DOJ Might Strike Down Photo ID Laws

When Republicans gained control of state legislatures across the country in 2010, they began a systematic effort to restrict voting access, disenfranchising likely Democratic voters in the process. Five states passed strict ID laws, which will require voters to present a form of government-issued photo identification to get their ballot on Election Day.

Some of those laws are still on hold thanks to Section Five of the Voting Rights Act of 1965. The law requires states with a history of discrimination against minority voters to receive preclearance from either the Department of Justice or a federal court for any change to voting procedures. The burden of proof lies on the states, which must show that the changes will not harm minority voters. Photo ID laws in South Carolina and Texas are currently under review at the DOJ.

Now the Obama administration might be on the verge of striking down these Republican electioneering laws, according to a leading House Democrat. At a meeting with progressive journalists today, Rep. Maxine Waters described a meeting between Attorney General Eric Holder and the Congressional Black Caucus yesterday. Waters said that the caucus pushed Holder to invoke Section Five against these laws. "He said that he would. They're very serious about it," Waters said. "They're focusing on it. We made it very clear that we think he can absolutely use his authority and he should do that without any second thoughts."
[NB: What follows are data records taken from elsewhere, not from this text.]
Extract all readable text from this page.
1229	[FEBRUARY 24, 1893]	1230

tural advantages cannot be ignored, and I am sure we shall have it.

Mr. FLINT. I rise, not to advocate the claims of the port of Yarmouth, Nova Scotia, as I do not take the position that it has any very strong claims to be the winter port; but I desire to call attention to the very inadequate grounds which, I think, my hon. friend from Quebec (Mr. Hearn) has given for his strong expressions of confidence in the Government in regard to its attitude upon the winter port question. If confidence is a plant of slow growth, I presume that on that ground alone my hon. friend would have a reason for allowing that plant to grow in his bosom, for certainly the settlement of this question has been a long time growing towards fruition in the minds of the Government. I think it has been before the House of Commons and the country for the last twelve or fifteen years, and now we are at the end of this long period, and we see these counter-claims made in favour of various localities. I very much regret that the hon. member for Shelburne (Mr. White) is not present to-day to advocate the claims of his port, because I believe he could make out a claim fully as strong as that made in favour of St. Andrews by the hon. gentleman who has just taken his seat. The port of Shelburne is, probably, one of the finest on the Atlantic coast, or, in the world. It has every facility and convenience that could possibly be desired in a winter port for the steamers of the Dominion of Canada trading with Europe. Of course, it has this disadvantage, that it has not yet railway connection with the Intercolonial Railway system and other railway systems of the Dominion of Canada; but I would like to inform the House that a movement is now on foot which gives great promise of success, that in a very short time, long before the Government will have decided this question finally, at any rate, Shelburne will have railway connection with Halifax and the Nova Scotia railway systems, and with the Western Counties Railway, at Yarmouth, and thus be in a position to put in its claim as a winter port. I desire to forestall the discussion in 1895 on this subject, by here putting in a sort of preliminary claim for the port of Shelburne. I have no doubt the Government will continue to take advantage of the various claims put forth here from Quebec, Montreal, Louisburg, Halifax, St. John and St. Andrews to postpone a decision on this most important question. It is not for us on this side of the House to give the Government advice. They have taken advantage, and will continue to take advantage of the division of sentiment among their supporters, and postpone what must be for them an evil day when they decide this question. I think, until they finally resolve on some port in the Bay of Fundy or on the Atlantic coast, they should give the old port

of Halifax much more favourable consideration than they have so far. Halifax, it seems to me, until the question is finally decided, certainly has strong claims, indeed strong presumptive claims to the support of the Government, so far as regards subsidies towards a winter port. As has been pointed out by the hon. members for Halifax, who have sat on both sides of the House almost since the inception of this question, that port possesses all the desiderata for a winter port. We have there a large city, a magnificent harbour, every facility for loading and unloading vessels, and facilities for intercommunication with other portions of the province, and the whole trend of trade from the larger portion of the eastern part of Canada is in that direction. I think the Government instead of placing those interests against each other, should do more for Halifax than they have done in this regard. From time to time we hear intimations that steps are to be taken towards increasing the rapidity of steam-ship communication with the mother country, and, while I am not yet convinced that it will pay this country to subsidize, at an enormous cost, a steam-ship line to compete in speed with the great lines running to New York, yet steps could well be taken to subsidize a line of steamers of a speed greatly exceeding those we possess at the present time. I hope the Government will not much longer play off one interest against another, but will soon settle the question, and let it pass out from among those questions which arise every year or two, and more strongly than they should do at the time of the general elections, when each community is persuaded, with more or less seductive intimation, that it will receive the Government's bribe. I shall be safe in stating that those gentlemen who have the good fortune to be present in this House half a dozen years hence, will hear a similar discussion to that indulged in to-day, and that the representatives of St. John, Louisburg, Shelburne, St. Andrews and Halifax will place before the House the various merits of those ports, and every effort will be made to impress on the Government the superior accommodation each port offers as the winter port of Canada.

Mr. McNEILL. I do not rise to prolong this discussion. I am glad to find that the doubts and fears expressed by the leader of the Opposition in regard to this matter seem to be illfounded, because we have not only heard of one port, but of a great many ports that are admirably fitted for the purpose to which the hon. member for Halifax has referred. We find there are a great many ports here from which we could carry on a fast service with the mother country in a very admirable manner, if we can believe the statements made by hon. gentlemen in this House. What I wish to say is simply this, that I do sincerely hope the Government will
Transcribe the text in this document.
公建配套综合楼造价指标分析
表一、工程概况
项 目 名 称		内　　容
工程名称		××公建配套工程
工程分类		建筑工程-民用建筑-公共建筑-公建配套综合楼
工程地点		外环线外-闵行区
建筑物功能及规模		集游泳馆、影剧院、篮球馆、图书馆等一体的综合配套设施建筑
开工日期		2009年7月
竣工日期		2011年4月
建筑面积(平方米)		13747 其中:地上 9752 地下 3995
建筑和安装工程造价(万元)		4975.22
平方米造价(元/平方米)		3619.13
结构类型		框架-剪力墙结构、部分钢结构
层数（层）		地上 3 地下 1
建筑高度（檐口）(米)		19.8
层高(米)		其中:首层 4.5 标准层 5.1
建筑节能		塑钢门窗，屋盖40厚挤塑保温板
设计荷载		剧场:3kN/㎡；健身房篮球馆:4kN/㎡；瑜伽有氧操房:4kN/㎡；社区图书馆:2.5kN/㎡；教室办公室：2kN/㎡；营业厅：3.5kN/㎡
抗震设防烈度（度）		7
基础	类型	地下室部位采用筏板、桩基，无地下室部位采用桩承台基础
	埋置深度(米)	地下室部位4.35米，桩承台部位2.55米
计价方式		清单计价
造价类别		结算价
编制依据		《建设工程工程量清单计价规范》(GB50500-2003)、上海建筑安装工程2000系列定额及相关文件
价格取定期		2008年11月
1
The CBC has good reason to be concerned about the new photo ID laws. Study after study has shown that minority voters could be turned away in droves thanks to lack of government IDs. As many as one-in-four African-Americans nationally lack proper ID, and that figure is even higher for younger African-Americans.

"It's the most draconian voter ID bill in the nation," Wisconsin Rep. Gwen Moore said today of her home state's new photo ID law. In her view, the new Republican governor and the Republican legislature have schemed to change the laws to form a permanent majority. "They're Democratic voters clearly. And they do make the margin of difference in a state that is 50-50."